Formally, if $F$ is the free group with basis $X = \{r, s, t\}$ and $N$ is the normal subgroup generated by $R = \{r^2 s^{-3}, s^3 t^{-3}, t^{3} (rst)^{-1}\}$, and $G = F/N$, I want to show that the coset of $rst$ has order $2$ in $G$. There are two parts to this: showing $rstrst = 1$ and showing $rst \neq 1$.
There must be some way to play with and combine the relations in just the right way to get $rstrst = 1$, but it seems difficult to get inverses to even appear in the right places and amounts to cancel all the $r, s, t$ of positive exponent. So far I know $r^2 = s^3 = t^3 = rst = str = trs$, $r = st$, $s^2 = tr$, $t^2 = rs$, and so I try at random some manipulations like $rstrst = t^2 s^2 r = (s^{-1}r)^2 (rt^{-1})^2 (t^2 s^{-1}) = \cdots$ or similar, which has just resulted in wandering about aimlessly.
On the other hand, to show $rst \neq 1$, I have previously shown that $G/\langle rst \rangle \cong A_4$, so I could exhibit a property that is different between $G$ and $A_4$ to say that $rst \neq 1$, but such a property might already rely on $rst$ being not $1$ to demonstrate, as the groups share all other defining relations. Proving $rst \neq 1$ directly by showing $rst \notin N$ in $F$ seems way too messy, since the elements of $N$ are words on the conjugates of $R$.
Best Answer
Cool problem, I enjoyed it. I found a completeley elementary proof by hand. Since $r = st$, I will work with the relations $$ s^3 = t^3 = stst. $$ From this, we may deduce that $$ s^2 = tst, \quad \text{or} \quad t^{-1}s^2 = st. \quad (1) $$ Similarly, we have $$ t^2 = sts, \quad \text{or} \quad t^2s^{-1} = st, \quad \text{or} \quad t^2s^{-1}t^{-2} = st^{-1}. \quad (2) $$ By applying $(1)$ three times, we may write that
\begin{align} (stst)^2 &= s^3t^3 \\ &= s^2(st)t^2 \\ &= s^2t^{-1}s(st)t \\ &= s(st^{-1})st^{-1}s(st) \\ &= s\big(st^{-1})^2st^{-1}s^2 \\ &= s\big(st^{-1}\big)^3s^2. \end{align} One may now notice that we are in the position to apply $(2)$, to obtain \begin{align} (stst)^2 &= s\big(t^2s^{-1}t^{-2}\big)^3s^2 \\ &= s\big(t^2s^{-3}t^{-2}\big)s^2 \\ &= st^2t^{-3}t^{-2}s^2 \\ &= st^{-3}s^2 \\ &= ss^{-3}s^2 \\ &= 1, \end{align} proving the first part completely by hand.
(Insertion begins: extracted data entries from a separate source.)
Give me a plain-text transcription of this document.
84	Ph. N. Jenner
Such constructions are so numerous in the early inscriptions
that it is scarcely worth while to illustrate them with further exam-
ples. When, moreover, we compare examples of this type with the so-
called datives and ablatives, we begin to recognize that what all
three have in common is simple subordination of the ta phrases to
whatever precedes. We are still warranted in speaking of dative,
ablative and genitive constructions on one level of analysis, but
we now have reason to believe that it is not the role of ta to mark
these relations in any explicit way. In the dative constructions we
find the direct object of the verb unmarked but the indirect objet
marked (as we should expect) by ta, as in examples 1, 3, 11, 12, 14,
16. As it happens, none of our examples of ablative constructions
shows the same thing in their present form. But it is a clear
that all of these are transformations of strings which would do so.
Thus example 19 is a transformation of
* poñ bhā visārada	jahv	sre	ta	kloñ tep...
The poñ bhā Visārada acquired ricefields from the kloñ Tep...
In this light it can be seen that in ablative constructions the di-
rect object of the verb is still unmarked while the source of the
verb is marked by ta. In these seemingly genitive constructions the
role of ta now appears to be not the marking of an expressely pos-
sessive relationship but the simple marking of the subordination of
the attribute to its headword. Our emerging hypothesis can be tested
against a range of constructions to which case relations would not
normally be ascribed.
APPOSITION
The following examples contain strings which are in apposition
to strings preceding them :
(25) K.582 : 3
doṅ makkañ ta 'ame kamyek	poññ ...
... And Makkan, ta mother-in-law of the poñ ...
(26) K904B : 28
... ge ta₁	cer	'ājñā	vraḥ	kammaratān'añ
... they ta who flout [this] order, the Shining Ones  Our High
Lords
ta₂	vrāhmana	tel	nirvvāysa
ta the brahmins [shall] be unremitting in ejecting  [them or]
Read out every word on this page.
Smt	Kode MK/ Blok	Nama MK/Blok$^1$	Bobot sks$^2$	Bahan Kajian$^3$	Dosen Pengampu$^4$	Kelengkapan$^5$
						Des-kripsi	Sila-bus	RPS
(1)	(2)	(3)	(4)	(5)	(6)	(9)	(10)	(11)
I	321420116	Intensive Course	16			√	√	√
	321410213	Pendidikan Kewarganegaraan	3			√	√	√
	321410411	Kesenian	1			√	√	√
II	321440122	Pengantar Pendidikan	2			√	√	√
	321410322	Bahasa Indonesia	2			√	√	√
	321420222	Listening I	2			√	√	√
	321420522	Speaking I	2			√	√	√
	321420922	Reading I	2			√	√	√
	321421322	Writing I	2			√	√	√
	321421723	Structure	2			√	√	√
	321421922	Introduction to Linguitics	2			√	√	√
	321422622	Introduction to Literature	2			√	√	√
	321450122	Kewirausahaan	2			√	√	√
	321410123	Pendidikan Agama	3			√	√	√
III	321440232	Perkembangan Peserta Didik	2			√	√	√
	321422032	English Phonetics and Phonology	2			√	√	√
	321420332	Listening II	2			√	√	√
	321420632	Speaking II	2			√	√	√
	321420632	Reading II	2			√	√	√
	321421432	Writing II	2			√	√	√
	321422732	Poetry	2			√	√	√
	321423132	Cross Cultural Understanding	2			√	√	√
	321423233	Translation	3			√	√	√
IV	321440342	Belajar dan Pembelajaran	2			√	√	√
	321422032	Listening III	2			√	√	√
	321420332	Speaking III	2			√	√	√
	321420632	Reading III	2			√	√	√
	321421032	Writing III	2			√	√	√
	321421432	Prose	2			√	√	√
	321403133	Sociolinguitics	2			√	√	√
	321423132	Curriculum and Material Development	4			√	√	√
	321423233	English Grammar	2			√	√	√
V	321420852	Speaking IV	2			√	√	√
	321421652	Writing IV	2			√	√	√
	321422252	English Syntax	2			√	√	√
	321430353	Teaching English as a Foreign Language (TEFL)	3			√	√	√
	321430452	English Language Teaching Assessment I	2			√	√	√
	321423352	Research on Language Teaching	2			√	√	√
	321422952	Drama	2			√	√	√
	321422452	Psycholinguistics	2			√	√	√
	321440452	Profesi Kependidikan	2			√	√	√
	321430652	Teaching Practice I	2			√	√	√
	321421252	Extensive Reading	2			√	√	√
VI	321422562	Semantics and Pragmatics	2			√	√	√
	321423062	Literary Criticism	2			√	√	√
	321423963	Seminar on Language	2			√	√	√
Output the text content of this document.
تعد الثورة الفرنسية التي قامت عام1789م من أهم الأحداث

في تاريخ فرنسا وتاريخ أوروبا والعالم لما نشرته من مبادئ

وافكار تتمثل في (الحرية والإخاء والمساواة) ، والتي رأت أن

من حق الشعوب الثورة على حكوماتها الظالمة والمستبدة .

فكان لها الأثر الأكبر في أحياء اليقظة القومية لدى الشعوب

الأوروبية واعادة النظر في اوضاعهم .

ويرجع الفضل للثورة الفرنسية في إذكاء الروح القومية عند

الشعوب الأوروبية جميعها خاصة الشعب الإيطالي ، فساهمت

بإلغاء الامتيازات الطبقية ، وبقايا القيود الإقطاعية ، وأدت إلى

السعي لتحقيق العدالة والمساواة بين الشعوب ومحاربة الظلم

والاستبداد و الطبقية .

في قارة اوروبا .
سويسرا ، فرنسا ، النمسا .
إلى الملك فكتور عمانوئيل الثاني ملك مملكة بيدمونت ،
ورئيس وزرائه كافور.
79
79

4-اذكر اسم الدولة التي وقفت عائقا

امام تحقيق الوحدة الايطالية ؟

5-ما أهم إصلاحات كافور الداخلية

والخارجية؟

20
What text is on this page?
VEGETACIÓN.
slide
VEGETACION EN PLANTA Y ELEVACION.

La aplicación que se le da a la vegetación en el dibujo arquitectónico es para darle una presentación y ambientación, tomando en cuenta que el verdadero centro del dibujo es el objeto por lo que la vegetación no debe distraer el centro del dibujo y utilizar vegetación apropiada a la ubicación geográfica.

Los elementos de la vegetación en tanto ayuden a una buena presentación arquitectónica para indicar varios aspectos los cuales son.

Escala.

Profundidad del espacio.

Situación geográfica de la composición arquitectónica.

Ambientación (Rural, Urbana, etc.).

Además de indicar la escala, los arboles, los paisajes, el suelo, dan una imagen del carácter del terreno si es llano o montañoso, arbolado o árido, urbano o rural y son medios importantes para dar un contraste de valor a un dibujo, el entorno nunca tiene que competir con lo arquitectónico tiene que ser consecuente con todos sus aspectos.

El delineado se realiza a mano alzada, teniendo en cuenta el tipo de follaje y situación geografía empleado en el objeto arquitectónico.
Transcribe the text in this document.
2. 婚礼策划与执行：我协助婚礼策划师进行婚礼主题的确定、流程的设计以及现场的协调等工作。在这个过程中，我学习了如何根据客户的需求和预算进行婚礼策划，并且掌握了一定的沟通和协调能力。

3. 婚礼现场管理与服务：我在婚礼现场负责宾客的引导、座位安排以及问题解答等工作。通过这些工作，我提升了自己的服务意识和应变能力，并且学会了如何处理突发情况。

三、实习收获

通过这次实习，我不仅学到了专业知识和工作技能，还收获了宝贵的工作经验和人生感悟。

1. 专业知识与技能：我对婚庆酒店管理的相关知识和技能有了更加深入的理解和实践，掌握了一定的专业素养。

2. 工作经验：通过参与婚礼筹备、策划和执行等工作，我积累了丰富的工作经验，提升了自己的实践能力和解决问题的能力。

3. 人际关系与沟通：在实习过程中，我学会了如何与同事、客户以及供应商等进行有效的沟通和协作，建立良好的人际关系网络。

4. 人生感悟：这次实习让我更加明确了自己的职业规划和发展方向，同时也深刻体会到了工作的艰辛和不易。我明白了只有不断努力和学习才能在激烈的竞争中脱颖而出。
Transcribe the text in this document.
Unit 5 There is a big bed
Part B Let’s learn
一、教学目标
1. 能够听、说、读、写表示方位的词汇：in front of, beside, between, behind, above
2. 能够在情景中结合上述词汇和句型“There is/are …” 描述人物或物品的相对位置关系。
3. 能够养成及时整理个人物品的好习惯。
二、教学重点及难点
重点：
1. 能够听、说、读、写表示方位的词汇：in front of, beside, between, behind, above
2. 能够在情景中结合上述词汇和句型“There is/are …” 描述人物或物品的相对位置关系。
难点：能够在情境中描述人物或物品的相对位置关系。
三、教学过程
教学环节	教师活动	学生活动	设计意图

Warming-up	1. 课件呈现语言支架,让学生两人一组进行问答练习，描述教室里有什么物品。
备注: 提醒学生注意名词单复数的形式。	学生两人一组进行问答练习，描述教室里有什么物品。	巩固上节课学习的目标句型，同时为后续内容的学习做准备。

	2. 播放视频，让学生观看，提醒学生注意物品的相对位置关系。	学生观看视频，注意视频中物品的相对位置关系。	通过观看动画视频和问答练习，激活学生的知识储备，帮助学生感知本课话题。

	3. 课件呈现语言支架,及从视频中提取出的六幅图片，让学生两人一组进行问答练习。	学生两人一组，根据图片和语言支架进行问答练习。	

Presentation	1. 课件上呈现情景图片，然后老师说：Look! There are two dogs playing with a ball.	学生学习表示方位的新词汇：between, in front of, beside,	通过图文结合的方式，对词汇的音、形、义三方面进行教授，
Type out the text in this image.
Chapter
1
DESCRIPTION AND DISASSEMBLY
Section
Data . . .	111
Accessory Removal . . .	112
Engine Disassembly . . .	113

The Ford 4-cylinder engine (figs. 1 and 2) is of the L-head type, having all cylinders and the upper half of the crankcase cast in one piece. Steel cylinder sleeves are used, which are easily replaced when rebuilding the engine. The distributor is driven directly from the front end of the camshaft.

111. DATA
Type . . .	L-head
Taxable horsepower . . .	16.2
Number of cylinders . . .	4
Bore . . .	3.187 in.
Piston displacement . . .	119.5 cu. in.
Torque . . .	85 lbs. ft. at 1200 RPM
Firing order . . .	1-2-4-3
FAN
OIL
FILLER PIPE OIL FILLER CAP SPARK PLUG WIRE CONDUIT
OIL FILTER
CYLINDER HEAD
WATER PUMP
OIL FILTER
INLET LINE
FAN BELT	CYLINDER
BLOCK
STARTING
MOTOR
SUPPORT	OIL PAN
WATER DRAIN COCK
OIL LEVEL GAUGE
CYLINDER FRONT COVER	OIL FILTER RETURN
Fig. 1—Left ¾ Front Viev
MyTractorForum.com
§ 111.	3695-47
Next we show that $stst \neq 1$. We do this by considering the group homomorphism $$ f : G \to \text{SL}_2(\mathbb{F}_3) $$ mapping $$ s \mapsto \begin{pmatrix} -1 & 1 \\ 0 & -1 \end{pmatrix}, \quad \text{and} \quad t \mapsto \begin{pmatrix} -1 & 0 \\ 1 & -1 \end{pmatrix}. $$ To check that this is a group homomorphism, by the universal property of the free group subject to relations, it suffices to verify that $$ f(s)^3 = f(t)^3 = f(s)f(t)f(s)f(t). $$ I will leave it to you to check that all of these expressions evaluate to $-I$, where $I$ denotes the $2 \times 2$ identity matrix over $\mathbb{F}_3$. Thus, we have now found a group homomorphism $f : G \to \text{SL}_2(\mathbb{F}_3)$ under which the element $stst$ has non-trivial image, namely $-I$. Hence the element $stst$ cannot be trivial itself in $G$. Combining the two arguments above, we conclude that $stst$ must be of order precisely $2$.
Finally, I would like to remark that this argument circumvents having to show that $f$ is in fact an isomorphism; I wouldn't immediately see how to do that by hand but fortunately the above suffices for the problem in question.